O “balanço” do Afeganistão visto pelo Bloco
Reconhecer o fracasso da invasão do Afeganistão hoje não significa que o seu propósito e missão estivessem errados à partida
Não foi preciso esperar muito para que a reacção dos que veladamente se regozijam com a humilhação dos Estados Unidos e da NATO no Afeganistão aparecesse exultante. No próprio dia em que Cabul colapsou, o Bloco de Esquerda exigia “a quem na altura apoiou” a invasão do Afeganistão que faça agora “o seu balanço”. Aqui vai ele: 20 anos de libertação de um povo do jugo de um dos mais miseráveis regimes da história; 20 anos em que meninas com mais de 12 anos puderam ir à escola; duas décadas sem um santuário do terrorismo internacional da Al-Qaeda; anos em que os afegãos escaparam à violência ou à lavagem ao cérebro e puderam acreditar num país no qual pudessem ser donos das suas vidas, de disporem da sua liberdade religiosa, de decidirem se usam barba ou não.

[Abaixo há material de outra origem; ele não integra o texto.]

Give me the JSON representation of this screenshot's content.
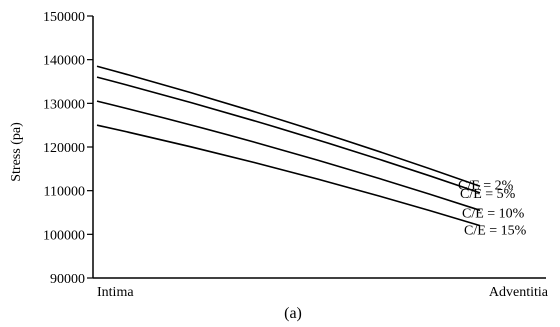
{
  "chart_data": {
    "type": "line",
    "ylabel": "Stress (pa)",
    "x_categories": [
      "Intima",
      "Adventitia"
    ],
    "ylim": [
      90000,
      150000
    ],
    "yticks": [
      90000,
      100000,
      110000,
      120000,
      130000,
      140000,
      150000
    ],
    "caption": "(a)",
    "grid": false,
    "series": [
      {
        "name": "C/E = 2%",
        "points": [
          [
            0,
            138500
          ],
          [
            1,
            111000
          ]
        ]
      },
      {
        "name": "C/E = 5%",
        "points": [
          [
            0,
            136000
          ],
          [
            1,
            109500
          ]
        ]
      },
      {
        "name": "C/E = 10%",
        "points": [
          [
            0,
            130500
          ],
          [
            1,
            105500
          ]
        ]
      },
      {
        "name": "C/E = 15%",
        "points": [
          [
            0,
            125000
          ],
          [
            1,
            102000
          ]
        ]
      }
    ]
  }
}
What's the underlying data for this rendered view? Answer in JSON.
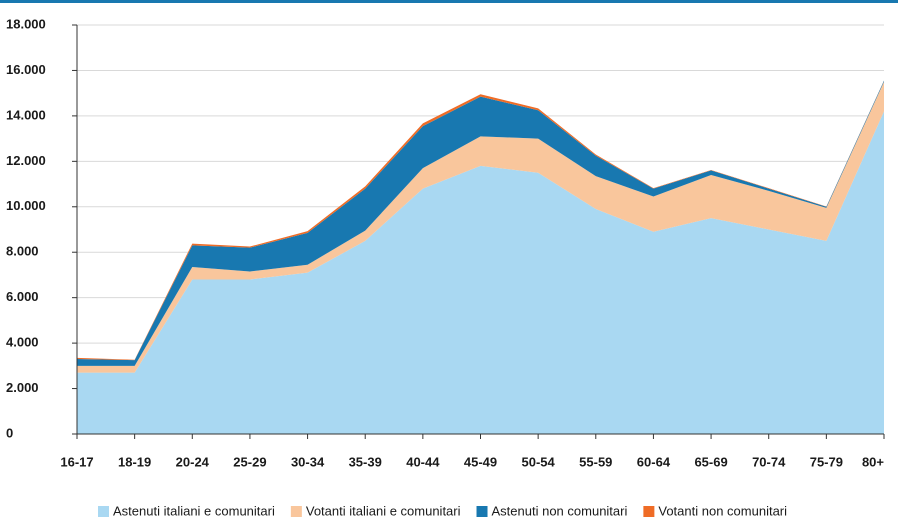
{
  "chart_data": {
    "type": "stacked-area",
    "categories": [
      "16-17",
      "18-19",
      "20-24",
      "25-29",
      "30-34",
      "35-39",
      "40-44",
      "45-49",
      "50-54",
      "55-59",
      "60-64",
      "65-69",
      "70-74",
      "75-79",
      "80+"
    ],
    "series": [
      {
        "name": "Astenuti italiani e comunitari",
        "color": "#a9d8f2",
        "values": [
          2700,
          2700,
          6800,
          6800,
          7100,
          8500,
          10800,
          11800,
          11500,
          9900,
          8900,
          9500,
          9000,
          8500,
          14200
        ]
      },
      {
        "name": "Votanti italiani e comunitari",
        "color": "#f9c69c",
        "values": [
          300,
          300,
          550,
          350,
          350,
          450,
          900,
          1300,
          1500,
          1450,
          1550,
          1900,
          1700,
          1450,
          1300
        ]
      },
      {
        "name": "Astenuti non comunitari",
        "color": "#1878b0",
        "values": [
          300,
          250,
          950,
          1050,
          1400,
          1850,
          1850,
          1750,
          1250,
          900,
          350,
          200,
          100,
          50,
          50
        ]
      },
      {
        "name": "Votanti non comunitari",
        "color": "#ef6c26",
        "values": [
          50,
          20,
          80,
          50,
          80,
          100,
          120,
          100,
          80,
          50,
          20,
          20,
          20,
          10,
          10
        ]
      }
    ],
    "ylim": [
      0,
      18000
    ],
    "yticks": [
      0,
      {
        "value": 2000,
        "label": "2.000"
      },
      {
        "value": 4000,
        "label": "4.000"
      },
      {
        "value": 6000,
        "label": "6.000"
      },
      {
        "value": 8000,
        "label": "8.000"
      },
      {
        "value": 10000,
        "label": "10.000"
      },
      {
        "value": 12000,
        "label": "12.000"
      },
      {
        "value": 14000,
        "label": "14.000"
      },
      {
        "value": 16000,
        "label": "16.000"
      },
      {
        "value": 18000,
        "label": "18.000"
      }
    ],
    "grid": true
  }
}
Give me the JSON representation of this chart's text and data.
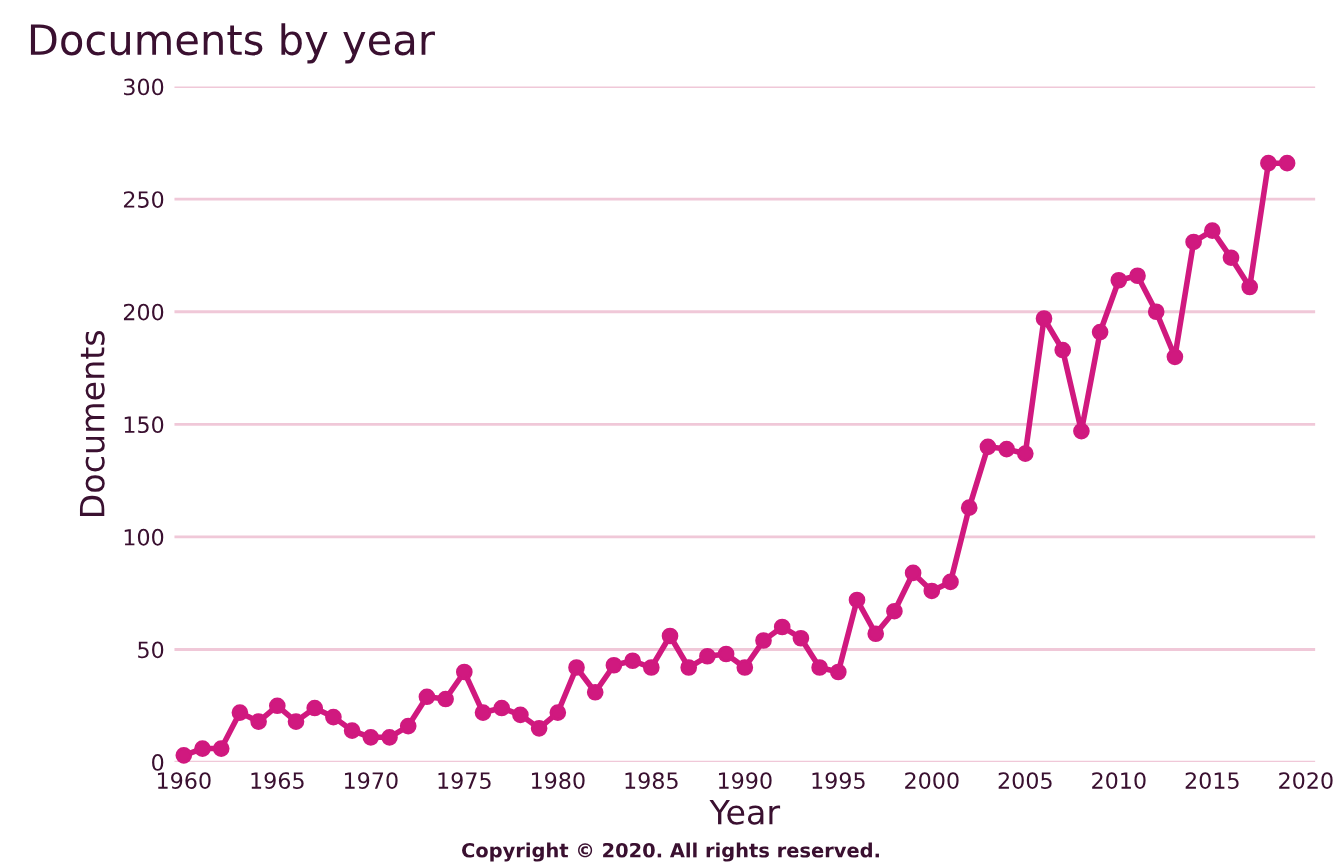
{
  "chart_data": {
    "type": "line",
    "title": "Documents by year",
    "xlabel": "Year",
    "ylabel": "Documents",
    "annotations": [
      "Copyright © 2020. All rights reserved."
    ],
    "x": [
      1960,
      1961,
      1962,
      1963,
      1964,
      1965,
      1966,
      1967,
      1968,
      1969,
      1970,
      1971,
      1972,
      1973,
      1974,
      1975,
      1976,
      1977,
      1978,
      1979,
      1980,
      1981,
      1982,
      1983,
      1984,
      1985,
      1986,
      1987,
      1988,
      1989,
      1990,
      1991,
      1992,
      1993,
      1994,
      1995,
      1996,
      1997,
      1998,
      1999,
      2000,
      2001,
      2002,
      2003,
      2004,
      2005,
      2006,
      2007,
      2008,
      2009,
      2010,
      2011,
      2012,
      2013,
      2014,
      2015,
      2016,
      2017,
      2018,
      2019
    ],
    "series": [
      {
        "color": "#d0197f",
        "values": [
          3,
          6,
          6,
          22,
          18,
          25,
          18,
          24,
          20,
          14,
          11,
          11,
          16,
          29,
          28,
          40,
          22,
          24,
          21,
          15,
          22,
          42,
          31,
          43,
          45,
          42,
          56,
          42,
          47,
          48,
          42,
          54,
          60,
          55,
          42,
          40,
          72,
          57,
          67,
          84,
          76,
          80,
          113,
          140,
          139,
          137,
          197,
          183,
          147,
          191,
          214,
          216,
          200,
          180,
          231,
          236,
          224,
          211,
          266,
          266
        ]
      }
    ],
    "xlim": [
      1959.5,
      2020.5
    ],
    "xticks": [
      1960,
      1965,
      1970,
      1975,
      1980,
      1985,
      1990,
      1995,
      2000,
      2005,
      2010,
      2015,
      2020
    ],
    "ylim": [
      0,
      300
    ],
    "yticks": [
      0,
      50,
      100,
      150,
      200,
      250,
      300
    ],
    "grid": "y",
    "marker": "circle",
    "line_style": "solid"
  }
}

Está à vista de toda a gente que a intervenção liderada pelos Estados Unidos foi um rotundo falhanço. Fica claro que o colapso do regime resultou da arrogância, incompetência e incapacidade de lidar com as causas que alimentam o fundamentalismo. É óbvio que o bilião de dólares gasto na força militar foi um desperdício. É nítido que a ocupação teve como foco principal a guerra e não a melhoria das condições de vida dos afegãos. Mas reconhecer o fracasso da intervenção hoje não significa que o seu propósito e missão estivessem errados à partida. No Inverno de 2001, com as Torres Gémeas ainda na memória, derrotar esse regime vil era uma causa civilizacional.
Olha-se para o empenho do Bloco em causas destas e não se percebe essa espécie de prazer em exigir explicações aos que defenderam a invasão em nome dos direitos humanos.
Ou melhor, percebe-se. No fundo, o Bloco mantém a coerência ideológica da sua matriz de extrema-esquerda.
O antiamericanismo ou a aversão à NATO são ingredientes fundamentais das suas crenças. Os ideais pacifistas, que os leva a defender, antes como agora, outras “formas de apoiar o povo afegão” submetido a “fanáticos”, são enternecedores, mas iludem a realidade. Se Catarina Martins pedir aos mullahs para respeitarem as mulheres, será vista como blasfema. Não há forma de ajudar o povo afegão com os fanáticos no poder.
E agora? Infelizmente, é o futuro negro. Mais do que o fracasso americano, o que mais há a lamentar nesta história é o destino dos afegãos. O drama mantém-se: se os taliban não mudarem, é provável que a criação de novos santuários terroristas determine uma nova invasão no futuro. O Bloco, claro, será contra. Se essa é a única forma de libertar todo um povo de uma horrível ditadura, isso pouco interessa ao seu “balanço”.